I feel as if I have been away from my computer (and blog) forever, but crazily enough, it has only been three days. I know we have all experienced a time when a 24-hour period feels like weeks have actually passed. This has been one of those times. Tuesday was an ordinary day and evening. My family had dinner, kids did their homework, we all went to bed. At three in the morning my fifteen-year-old son woke me complaining of stomach pains and nausea. This seems to happen every few months with him and I figured it was another episode of a stomach bug. As it turned out, it was appendicitis and by nine in the morning we found ourselves in the hospital emergency room. A ruptured appendix was confirmed that afternoon and he was in surgery before dinnertime. Fortunately, the rupture went into an abscess that had been forming in his stomach (hence, all the "stomach bugs" he had been experiencing). The good news is that the infection did not spread throughout his body and....no more mysterious stomach bugs! He is now home recovering and we are both happy to be back in our own beds.
The interesting part of this whole story is the bliss I found in the midst of it all. I found myself in a hospital room for two days with my only care in the world being the comfort and healing of my sweet boy. I had my cell phone and a good book. I told my husband not to bring me the laptop. In a strange sort of way, it was nice to escape from all the other obligations of life for just a short time. I napped, I prayed, I finished an entire book that had been on my nightstand for probably six months waiting for me, and I spent some precious time with my son. Before surgery, with the pleasant effect of morphine doing it's job, we talked and we talked. He told me all about his plans for the future after high school and college. He told me how he wants to serve our country in the military. He told me all about the books he has been reading. And much more. It was wonderful.
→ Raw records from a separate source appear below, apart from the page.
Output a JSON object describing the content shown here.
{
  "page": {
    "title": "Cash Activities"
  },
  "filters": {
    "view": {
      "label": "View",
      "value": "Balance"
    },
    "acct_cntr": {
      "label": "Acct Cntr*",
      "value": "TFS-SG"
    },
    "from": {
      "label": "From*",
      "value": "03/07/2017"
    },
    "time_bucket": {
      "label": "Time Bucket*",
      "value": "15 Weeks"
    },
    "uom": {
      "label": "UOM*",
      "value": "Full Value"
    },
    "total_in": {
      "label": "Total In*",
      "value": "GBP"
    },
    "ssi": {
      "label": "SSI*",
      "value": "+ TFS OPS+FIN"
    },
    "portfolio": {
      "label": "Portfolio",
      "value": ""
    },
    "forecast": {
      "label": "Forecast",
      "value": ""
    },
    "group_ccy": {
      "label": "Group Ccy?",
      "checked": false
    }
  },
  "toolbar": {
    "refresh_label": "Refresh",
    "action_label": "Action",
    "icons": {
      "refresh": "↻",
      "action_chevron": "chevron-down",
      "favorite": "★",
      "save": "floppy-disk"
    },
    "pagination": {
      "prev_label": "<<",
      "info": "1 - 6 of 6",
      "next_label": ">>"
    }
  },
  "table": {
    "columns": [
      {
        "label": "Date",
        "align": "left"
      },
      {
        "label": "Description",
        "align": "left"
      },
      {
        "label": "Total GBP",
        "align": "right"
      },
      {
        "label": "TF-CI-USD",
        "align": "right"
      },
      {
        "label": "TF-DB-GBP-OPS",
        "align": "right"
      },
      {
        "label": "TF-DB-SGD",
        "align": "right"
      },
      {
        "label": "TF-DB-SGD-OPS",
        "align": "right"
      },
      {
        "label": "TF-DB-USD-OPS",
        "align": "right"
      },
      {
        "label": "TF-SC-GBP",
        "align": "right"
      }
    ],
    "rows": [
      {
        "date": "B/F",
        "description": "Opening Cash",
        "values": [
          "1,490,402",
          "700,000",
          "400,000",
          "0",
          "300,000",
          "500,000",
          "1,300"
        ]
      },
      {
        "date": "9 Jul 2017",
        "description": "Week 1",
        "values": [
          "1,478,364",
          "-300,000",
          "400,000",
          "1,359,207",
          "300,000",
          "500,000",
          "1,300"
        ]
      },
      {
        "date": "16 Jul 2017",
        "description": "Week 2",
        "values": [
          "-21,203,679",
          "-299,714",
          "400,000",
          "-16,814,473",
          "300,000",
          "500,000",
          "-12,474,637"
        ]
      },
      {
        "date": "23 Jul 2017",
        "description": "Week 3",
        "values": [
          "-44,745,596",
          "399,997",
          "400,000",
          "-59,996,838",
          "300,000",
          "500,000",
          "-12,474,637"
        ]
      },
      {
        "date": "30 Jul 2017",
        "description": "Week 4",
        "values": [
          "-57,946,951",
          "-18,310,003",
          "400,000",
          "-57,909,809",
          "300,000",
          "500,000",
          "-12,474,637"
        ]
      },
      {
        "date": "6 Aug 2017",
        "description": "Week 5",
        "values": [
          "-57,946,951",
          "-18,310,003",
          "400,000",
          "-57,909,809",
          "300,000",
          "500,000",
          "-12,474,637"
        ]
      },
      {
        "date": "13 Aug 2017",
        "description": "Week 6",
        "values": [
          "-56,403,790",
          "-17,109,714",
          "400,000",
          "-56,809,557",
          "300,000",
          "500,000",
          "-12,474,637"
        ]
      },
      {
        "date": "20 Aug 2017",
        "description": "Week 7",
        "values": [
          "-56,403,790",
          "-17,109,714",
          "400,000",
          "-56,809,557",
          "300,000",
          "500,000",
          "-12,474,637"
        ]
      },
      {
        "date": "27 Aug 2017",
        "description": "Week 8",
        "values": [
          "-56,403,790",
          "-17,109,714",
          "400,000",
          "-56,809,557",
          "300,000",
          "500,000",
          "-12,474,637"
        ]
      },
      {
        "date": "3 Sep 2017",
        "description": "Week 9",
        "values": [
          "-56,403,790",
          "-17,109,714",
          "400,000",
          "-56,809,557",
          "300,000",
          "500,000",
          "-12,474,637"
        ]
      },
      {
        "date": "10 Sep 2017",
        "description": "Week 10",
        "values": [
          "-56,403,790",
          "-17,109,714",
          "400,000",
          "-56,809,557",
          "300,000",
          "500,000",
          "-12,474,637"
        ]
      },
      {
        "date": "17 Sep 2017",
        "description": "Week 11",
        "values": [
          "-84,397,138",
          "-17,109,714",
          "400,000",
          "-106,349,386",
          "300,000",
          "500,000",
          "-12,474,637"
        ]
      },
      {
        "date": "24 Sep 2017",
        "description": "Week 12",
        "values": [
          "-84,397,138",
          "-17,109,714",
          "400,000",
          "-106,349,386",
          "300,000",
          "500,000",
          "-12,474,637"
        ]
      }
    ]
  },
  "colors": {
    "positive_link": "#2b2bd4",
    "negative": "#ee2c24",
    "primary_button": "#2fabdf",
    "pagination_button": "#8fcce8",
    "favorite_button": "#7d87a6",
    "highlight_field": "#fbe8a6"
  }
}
Post surgery, I was up every two hours with him trying to ease his pain and discomfort. God must have given me some extra energy and adrenaline because the lack of sleep I was operating on was insane. Sometimes, I believe as mothers, we are granted super-human powers that just have no other explanation. We can do the impossible when need be.
When we returned home last night, my son told me he loved me and thanked me for staying with him. I told him there was nowhere else I would have been. This is probably the busiest weekend yet for our family this fall. A dance convention, a wrestling tournament, an antique fair, a charity event, and even a wedding....but sometimes life just happens. You are stopped in your tracks. All the best laid plans go right out the window. But it's ok. You play with the cards you're dealt. I had been gearing up for a crazy busy weekend and now I feel almost a sense of relief that it will be slower. The rest of my family will still be on the go, but I don't feel the pressure to do it all now. I will be here with my sweet boy nursing him back to health and I am just fine with that. There is nowhere else I would rather be.
Slow down, enjoy the little things and embrace the ones you love.
Have a beautiful weekend, my friends.